Sonríe la mujer de un modo vago. Indolente.
—Son los únicos viejos hábitos que conservo. Aunque ahora los modero.
Acude Lambertucci y atiende el pedido con expresión inescrutable y un punto de exagerada corrección, mirando a la mujer de soslayo. Parece aprobar su aspecto, pues guiña un ojo con disimulo antes de instalarse junto al camarero y la cocinera de la otra trattoria, a charlar de sus cosas. De vez en cuando se vuelve a medias, y Max penetra lo que está pensando: en qué combinaciones andará esta noche el viejo pirata. Insólitamente de punta en blanco, como sin darle importancia, y acompañado.
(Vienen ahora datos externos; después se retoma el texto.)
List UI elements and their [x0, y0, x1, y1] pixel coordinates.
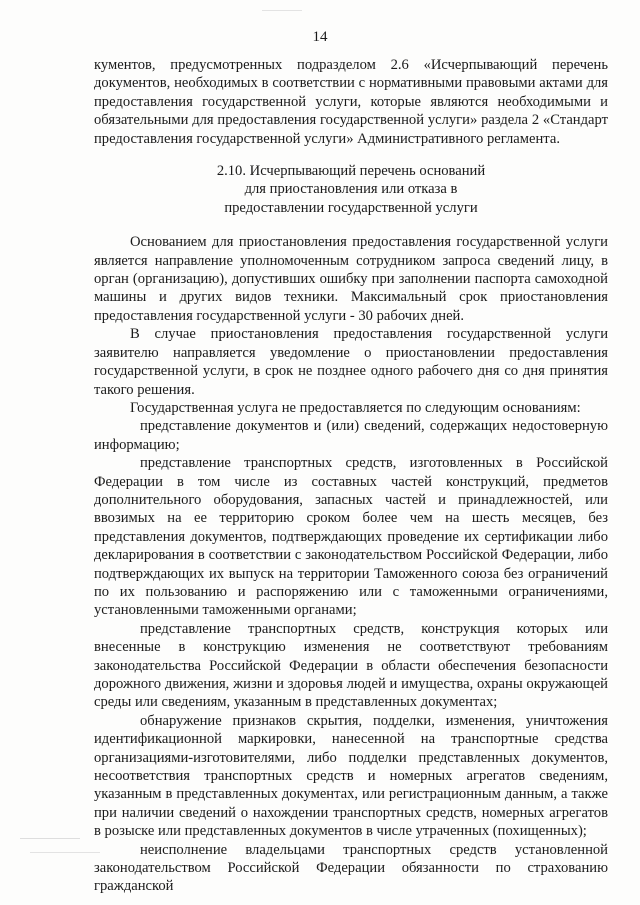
section-heading: [94, 162, 608, 217]
paragraph-suspension-notice: В случае приостановления предоставления государственной услуги заявителю направляется уведомление о приостановлении предоставления государственной услуги, в срок не позднее одного рабочего дня со дня принятия такого решения.: [94, 326, 608, 398]
section-heading-line-2: для приостановления или отказа в: [244, 181, 458, 198]
scan-noise: [20, 838, 80, 839]
refusal-ground-no-insurance: неисполнение владельцами транспортных средств установленной законодательством Российской Федерации обязанности по страхованию гражданской: [94, 841, 608, 895]
document-body: [94, 56, 608, 896]
scan-noise: [262, 10, 302, 11]
section-heading-line-1: 2.10. Исчерпывающий перечень оснований: [216, 163, 486, 180]
page-number: 14: [312, 29, 328, 45]
scan-noise: [30, 852, 100, 853]
refusal-ground-no-certification: представление транспортных средств, изготовленных в Российской Федерации в том числе из составных частей конструкций, предметов дополнительного оборудования, запасных частей и принадлежностей, или ввозимых на ее территорию сроком более чем на шесть месяцев, без представления документов, подтверждающих проведение их сертификации либо декларирования в соответствии с законодательством Российской Федерации, либо подтверждающих их выпуск на территории Таможенного союза без ограничений по их пользованию и распоряжению или с таможенными ограничениями, установленными таможенными органами;: [94, 455, 608, 619]
section-heading-line-3: предоставлении государственной услуги: [224, 199, 478, 216]
paragraph-suspension-grounds: Основанием для приостановления предоставления государственной услуги является направление уполномоченным сотрудником запроса сведений лицу, в орган (организацию), допустивших ошибку при заполнении паспорта самоходной машины и других видов техники. Максимальный срок приостановления предоставления государственной услуги - 30 рабочих дней.: [94, 234, 608, 324]
refusal-ground-nonconforming-design: представление транспортных средств, конструкция которых или внесенные в конструкцию изменения не соответствуют требованиям законодательства Российской Федерации в области обеспечения безопасности дорожного движения, жизни и здоровья людей и имущества, охраны окружающей среды или сведениям, указанным в представленных документах;: [94, 620, 608, 711]
intro-paragraph: кументов, предусмотренных подразделом 2.6 «Исчерпывающий перечень документов, необходимых в соответствии с нормативными правовыми актами для предоставления государственной услуги, которые являются необходимыми и обязательными для предоставления государственной услуги» раздела 2 «Стандарт предоставления государственной услуги» Административного регламента.: [94, 57, 608, 147]
refusal-ground-forged-marking: обнаружение признаков скрытия, подделки, изменения, уничтожения идентификационной маркировки, нанесенной на транспортные средства организациями-изготовителями, либо подделки представленных документов, несоответствия транспортных средств и номерных агрегатов сведениям, указанным в представленных документах, или регистрационным данным, а также при наличии сведений о нахождении транспортных средств, номерных агрегатов в розыске или представленных документов в числе утраченных (похищенных);: [94, 712, 608, 840]
refusal-ground-unreliable-info: представление документов и (или) сведений, содержащих недостоверную информацию;: [94, 418, 608, 453]
paragraph-refusal-grounds-intro: Государственная услуга не предоставляется по следующим основаниям:: [130, 399, 581, 416]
—Suele creerse que el ajedrez consiste en improvisaciones de genio —está diciendo Mecha Inzunza—, pero no es cierto. Requiere métodos científicos, explorar todas las situaciones posibles en busca de nuevas ideas… Un gran jugador conoce los movimientos de miles de partidas propias y ajenas, que trata de mejorar con nuevas aperturas o variantes, estudiando a sus predecesores como quien aprende idiomas o cálculo algebraico. Para eso se apoya en los equipos de ayudantes, preparadores y analistas de que te hablé esta mañana. Según el momento, Jorge se rodea de varios. Uno es su maestro, Emil Karapetian, que nos acompaña siempre.
—¿También el ruso tiene ayudantes?
—De todas clases. Hasta lo acompaña un funcionario de su embajada en Roma, figúrate. Para la Unión Soviética, el ajedrez es asunto de Estado.
—He oído que ocupan un edificio de apartamentos entero, junto al jardín del hotel. Y que hasta hay gente del Kagebé.
—Que no te sorprenda. El séquito de Sokolov llega a la docena de personas, aunque el Premio Campanella sólo sea un tanteo previo al campeonato del mundo… Dentro de unos meses, en Dublín, Jorge dispondrá de cuatro o cinco analistas y asistentes personales. Calcula la gente que llevarán los rusos.
Bebe Max un corto sorbo de su copa.
—¿Cuántos tenéis vosotros?
—Aquí somos tres, si me cuentas a mí. Aparte de Karapetian, nos acompaña Irina.
—¿La chica?… Creí que era novia de tu hijo.
—Y lo es. Pero también una extraordinaria jugadora de ajedrez. Tiene veinticuatro años.
Atendió Max como si fuese la primera noticia que le llegaba de aquello.